Multi-page report: Multiple Data Files

We have a large Database (91 GB) that is currently in one large data file. Now that we have muliple disk arrays I can split that up on I would like to have a couple data files. My question is, what is the best way to split this up? Should I keep one primary file group and just create another file, or should I create a file group for indexes and put those on that? This database is used for reporting only so it doesn't really have any writes being done on it.

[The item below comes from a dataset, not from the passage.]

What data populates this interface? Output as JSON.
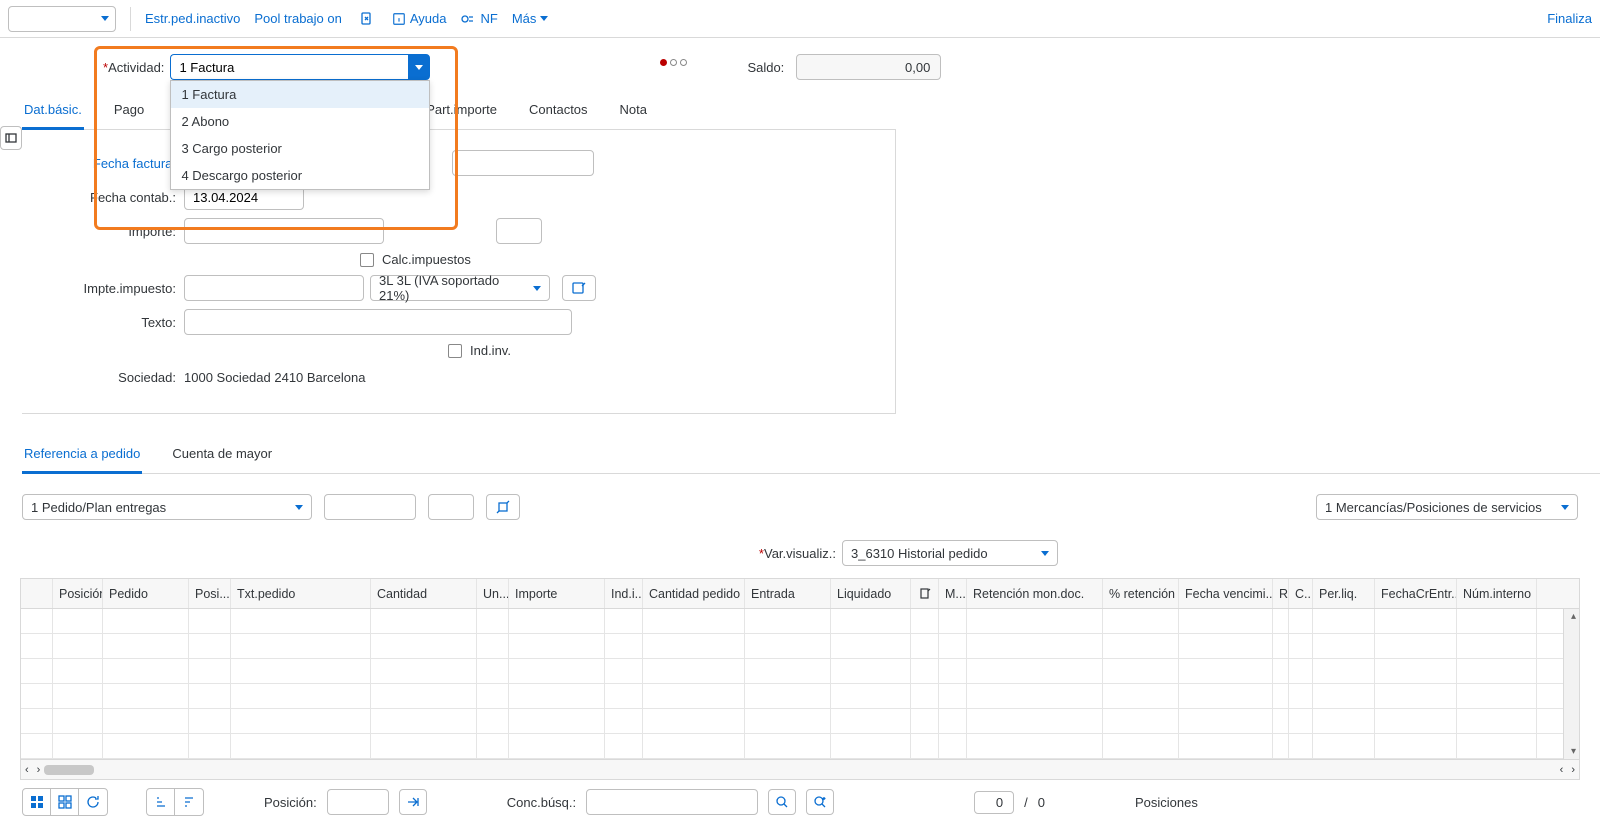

Thanks much.do you have a lot aof medium size tables, or several very large ones?

The answer is always..."it depends"|||Unfortunately it is pretty much one big table. It is horribly designed.|||What's the DDL of the table?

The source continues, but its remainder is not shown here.